Toledo mayoral candidate advocating return to city manager form of government


Alan Cox, a city employee union president, announced his candidacy for mayor of Toledo today with an unusual twist - to abolish the city's strong-mayor form of government and reinstate the city manager form of government.

Mr. Cox, 59, is a neighborhood development specialist and president of local 2058 of the American Federation of State, County, and Municipal Employees which represents supervisory, professional, and technical workers.

He said he would move to put a city-manager government issue on the ballot as soon as possible. The referendum would also reduce the size of council by reducing the number of at-large positions from six to three and leaving the six district positions in place. If the move to city manager government fails, Mr. Cox would then get behind a referendum to elect the city law director to make that person independent of the mayor, he said.

He said the strong-mayor style of government in use since 1994 has promoted political-based decision-making and has favored management and exempt employees over rank-and-file workers.

"It is necessary to have more professional standards and reduce the political influences in management," Mr. Cox said.

Mr. Cox said he would run as a political independent and said he did not expect to have a lot of money to campaign on, but planned to make use of social media and the Internet. He ran for mayor in 1997, garnering about 18 percent of the vote in the primary, but failing to make it to the general election, which was won by Carty Finkbeiner.

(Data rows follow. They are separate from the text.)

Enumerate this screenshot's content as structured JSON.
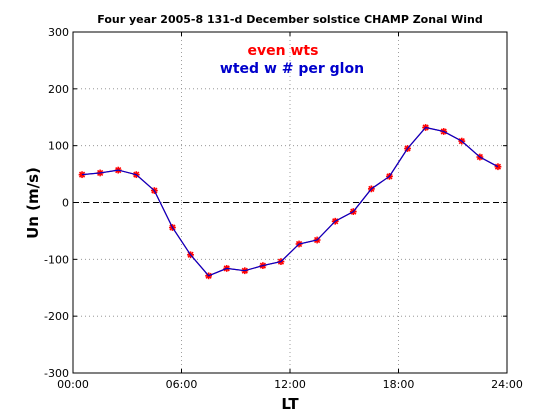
{
  "chart_data": {
    "type": "line",
    "title": "Four year 2005-8 131-d December solstice CHAMP Zonal Wind",
    "xlabel": "LT",
    "ylabel": "Un (m/s)",
    "xlim": [
      0,
      24
    ],
    "ylim": [
      -300,
      300
    ],
    "x_ticks": [
      {
        "value": 0,
        "label": "00:00"
      },
      {
        "value": 6,
        "label": "06:00"
      },
      {
        "value": 12,
        "label": "12:00"
      },
      {
        "value": 18,
        "label": "18:00"
      },
      {
        "value": 24,
        "label": "24:00"
      }
    ],
    "y_ticks": [
      -300,
      -200,
      -100,
      0,
      100,
      200,
      300
    ],
    "grid": true,
    "zero_line": true,
    "legend_placement": "top-center",
    "colors": {
      "series_even": "#ff0000",
      "series_weighted": "#0000cc",
      "zero_line": "#000000",
      "grid": "#888888"
    },
    "x": [
      0.5,
      1.5,
      2.5,
      3.5,
      4.5,
      5.5,
      6.5,
      7.5,
      8.5,
      9.5,
      10.5,
      11.5,
      12.5,
      13.5,
      14.5,
      15.5,
      16.5,
      17.5,
      18.5,
      19.5,
      20.5,
      21.5,
      22.5,
      23.5
    ],
    "series": [
      {
        "name": "even wts",
        "color": "#ff0000",
        "values": [
          49,
          52,
          57,
          49,
          21,
          -44,
          -92,
          -129,
          -116,
          -120,
          -111,
          -104,
          -73,
          -66,
          -33,
          -16,
          24,
          46,
          95,
          132,
          125,
          108,
          80,
          63
        ]
      },
      {
        "name": "wted w # per glon",
        "color": "#0000cc",
        "values": [
          49,
          52,
          57,
          49,
          21,
          -44,
          -92,
          -129,
          -116,
          -120,
          -111,
          -104,
          -73,
          -66,
          -33,
          -16,
          24,
          46,
          95,
          132,
          125,
          108,
          80,
          63
        ]
      }
    ]
  }
}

Despite his criticisms, Mr. Cox said, "our recent CEO mayors haven't done a bad job, but we can do and should do a more efficient and effective job than we have been doing."

Current Mayor Mike Bell, also an independent, has not announced whether he will run for re-election. City Council President Joe McNamara and Lucas County Auditor Anita Lopez, both Democrats, are seriously weighing running for mayor.

Mr. Cox made his announcement in the basement of his church, the Mayfair-Plymouth Congregational Church on Bennett Road, with friends and family members standing behind him.